Monday, July 28, 2008

Another Maid Abused

So says the newspaper headline; I didn't have to come up with my own. When is it going to stop? Why are authorities turning a blind eye to this and allowing it to go on and on and on? The article is here.

According to the paper's report, Ela's employers were trying to "force" her to get on a plane to go home, when authorities realized that she was in no condition to travel and prevented her from doing so. Police took the 37 year old Indonesian housemaid to the hospital in Al-Khobar where "they had treated her some weeks earlier for severe malnutrition. Her body was full of injuries - in her head, neck, back, feet, and her chest and some of the wounds were bleeding. There were also signs of burns on her body and cuts on her left wrist," said a doctor who examined her then. Pretty obvious, I'd say, that the abuse has been on-going and continuous.

This poor housemaid was fed one loaf of bread in the morning - and not a "loaf" like we Westerner's think of a "loaf," either - but a piece of pita bread - that is a loaf of bread, here. I had a "loaf" yesterday, and that was breakfast. Did it fill me up and satisfy me for the day? Absolutely NOT! For lunch I had another "loaf," with Italian salad dressing, some Parmesan cheese and a half of a bag of lettuce on it. I was hungry by four o'clock - and let me say that I do not expend nearly the bodily energy during the day that a housemaid does! There is no way you could live on one "loaf" of pita bread, a day, here. Impossible. No wonder she weighed only 30 kilograms [66 pounds]!

Ela tried to buy food with her pathetic monthly salary of 200 riyals [$59.34!!!] and when her sponsor's wife found out she "slapped, kicked and beat her." $59.34 a month to be a housemaid. I've said it before and I'll say it again, slavery is alive and thriving, here. $712.16 a year - the salary she was paid to be a housemaid - with the benefit of a roof over her head [although I guess we don't know this for sure], and one "loaf" of pita bread. [A bag, which is four loaves of pita bread, cost 3 riyals - eighty cents - and she was fed one a day - so it cost her employers twenty cents a day to feed her... What a benefit!
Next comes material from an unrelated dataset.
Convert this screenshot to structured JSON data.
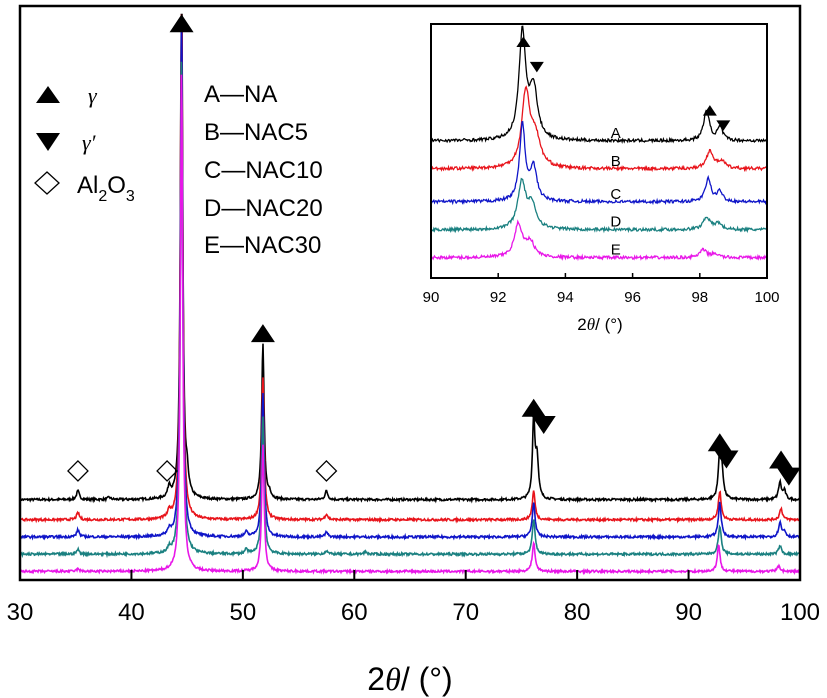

And, by the way, the pita bread here contains no preservatives so by day three if you still have a "loaf" left, it is as hard as a rock. By the fourth day it is covered with mold.]

Think about this: $712.16 a year. That works out to be $13.69 per week for wages. Assume she worked six days a week, nine hours a day - she was paid .25 an hour. TWENTY-FIVE CENTS! [You can be sure she worked seven days a week, and probably twelve to fifteen hours a day... She was making something like SIXTEEN or THIRTEEN CENTS AN HOUR!!!] This kind of pay does not qualify as wages. If that, alone, isn't illegal, it certainly should be.
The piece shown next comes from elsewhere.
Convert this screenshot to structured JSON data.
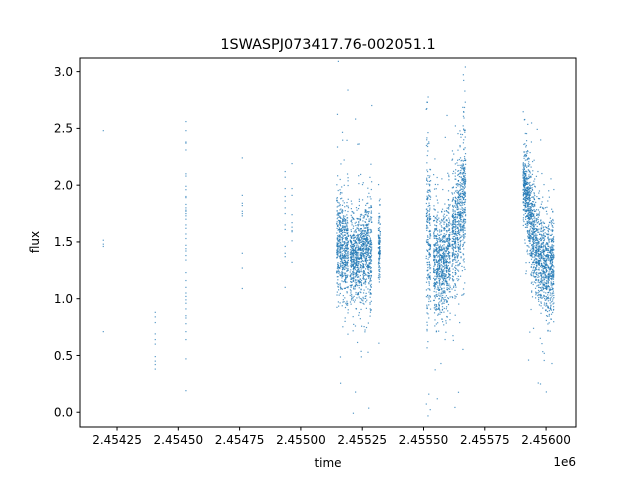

Col. Yusuf Al-Qahtani, spokesperson of the Ministry of Interior in the Eastern Province said that "Authorities are investigating whether there is culpability on the part of the employer. Why was she in such a bad condition, and why was she being forced to travel?" Give me a call, Col. Al-Qahtani. I'm pretty sure I can figure out the answers to those simple questions for you: Yes, there is culpability on the part of the employer and his wife. She was in such bad condition because she was being beaten and starved to death. She was being forced to travel because the monster's who sponsored her didn't want her to die while she was here and since she was in such an emaciated condition she couldn't work around the clock. There you go. You're welcome.

This statement of Co. Al-Qahtani makes me want to scream: "We seriously investigate such incidents, to find out if there was abuse." Maybe you do do that - seriously investigate, that is - and maybe you do determine that there was abuse. But that is where everything comes to an abrupt halt. The perpetrators are NOT arrested, are NOT even charged, and are NOT held responsible in any way. We all see that. We read the papers and there are reports weekly of maids that are abused. Someone always has an excuse - someone - the sponsor/employers. And the investigators, in order to "save face" which seems to be such an integral part of the way life is, here, shrug their shoulders and sweep incidents of abuse under the proverbial rug. Hello! Anyone out there?!? Saving face, shrugging your shoulders and sweeping shit under the rug does NOT make it go away!!!

2 comments:

  1. Sabra, it's just awful. I can't understand for the life of me that while there are Indonesian and Philippines Embassies and Consulates in both Riyadh and Jeddah they almost allow their own people to be treated like shit, by a lack of action.

    It appears to me, and really I haven't done my research, that the countries issue the visa's willy nilly and send their people off, to be beaten, raped and worked to death.

    Obviously this doesn't happen to everyone, but it happens ENOUGH to merrit a serious look from foreign governments. Spot checks? They know to whom their people are going and probably where they live, it wouldn't be that difficult.

    ugh... assholes...

    ReplyDelete
  2. "...it happens ENOUGH to merit a serious look..." Bingo, AIO!!!